# Add on des Jahren



## Sokra22 (29. September 2008)

Hallo liebes Buffed Team.

Ich verfolge natürlich schon seid längerem die Liste der Add ons der Woche und lese auch gerne die Doppelseite zum Thema Add ons im buffed Magazin.

Nun schlag ich vor...

Buffed user vereinigt euch und wählt gegen ende des Jahres das Add on des Jahres aus allen Add ons die bisher vorgestellt wurden^^



Ich weiß vielleicht ist die Idee auch nen bischen Übertrieben, nur ist mir diese einfach ma so eingefallen und ich fand sie irgentwie nicht schlecht^^

Also nehmt es einfach als Anregung oder lasst es sein 


			Dieser Inhalt steht nur eingeloggten Mitgliedern zur Verfügung.
        



mfg Sokra


----------



## Razyl (29. September 2008)

Sokra22 schrieb:


> Ich weiß vielleicht ist die Idee auch nen bischen Übertrieben, nur ist mir diese einfach ma so eingefallen und ich fand sie irgentwie nicht schlecht


Finden wir nicht alle, das unsere Ideen nicht schlecht sind. Obwohl sie von anderer Seite als schlecht angesehen werden, denken wir anfang an sie ist nicht schlecht.


----------



## Grüne Brille (29. September 2008)

Razyl schrieb:


> Finden wir nicht alle, das unsere Ideen nicht schlecht sind. Obwohl sie von anderer Seite als schlecht angesehen werden, denken wir anfang an sie ist nicht schlecht.
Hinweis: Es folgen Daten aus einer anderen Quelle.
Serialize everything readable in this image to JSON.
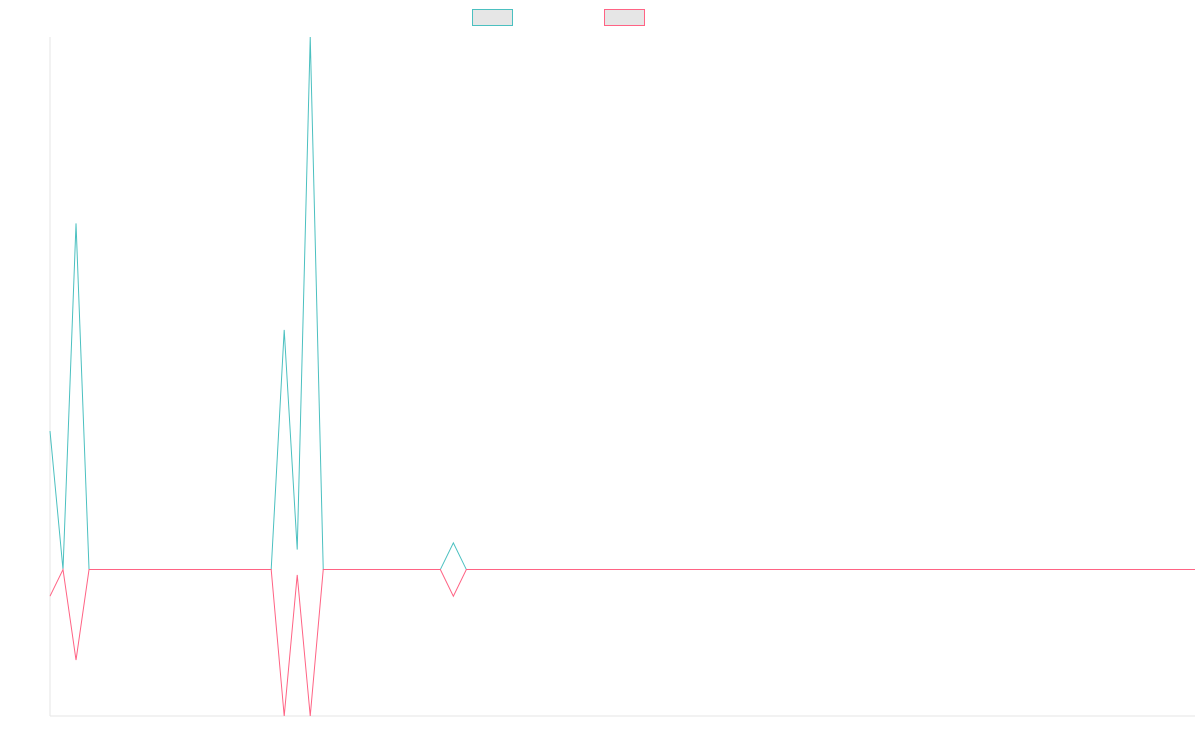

nun, unsere idee ist ja auch von "uns" , somit ist die bewertung der eigenen idee natürlich schon vorbeeinflusst.


----------



## Razyl (29. September 2008)

Grüne schrieb:


> nun, unsere idee ist ja auch von "uns" , somit ist die bewertung der eigenen idee natürlich schon vorbeeinflusst.


Genau, was natürlich nicht immer stimmen muss. 
Aber ich glaube das gehört irgendwie nicht zum Topic, schade aber auch.


----------



## Grüne Brille (29. September 2008)

Razyl schrieb:


> Genau, was natürlich nicht immer stimmen muss.
> Aber ich glaube das gehört irgendwie nicht zum Topic, schade aber auch.


bei diesem user hat es aber anscheinend gestimmt. :>
aber btt: addon der woche reicht. man braucht kein addon des jahres.


----------



## Ahramanyu (29. September 2008)

Im Grunde spricht nichts gegen so eine Auswahl, aber wäre es nicht schlau, so etwas wirklich am Ende des Jahres zu machen?
Wie genau soll die Wahl denn stattfinden und wer wählt die jeweiligen Addons aus?


----------



## Grüne Brille (29. September 2008)

vor allem: nach welchem schema? die addons und addonmöglichkeiten sind sehr breit gefächert, demnach müsste man dann jeweils verschiedene kategorien machen.


----------



## Sokra22 (30. September 2008)

Vielleicht könnte man Add ons in verschiedenen Bereichen  zur wahl stellen...

zum Bespiel:

Fun
PvP
Pve
Handel
Interface


oder so...
und dann mittels einer Umfrage wählt man dann die sieger...


----------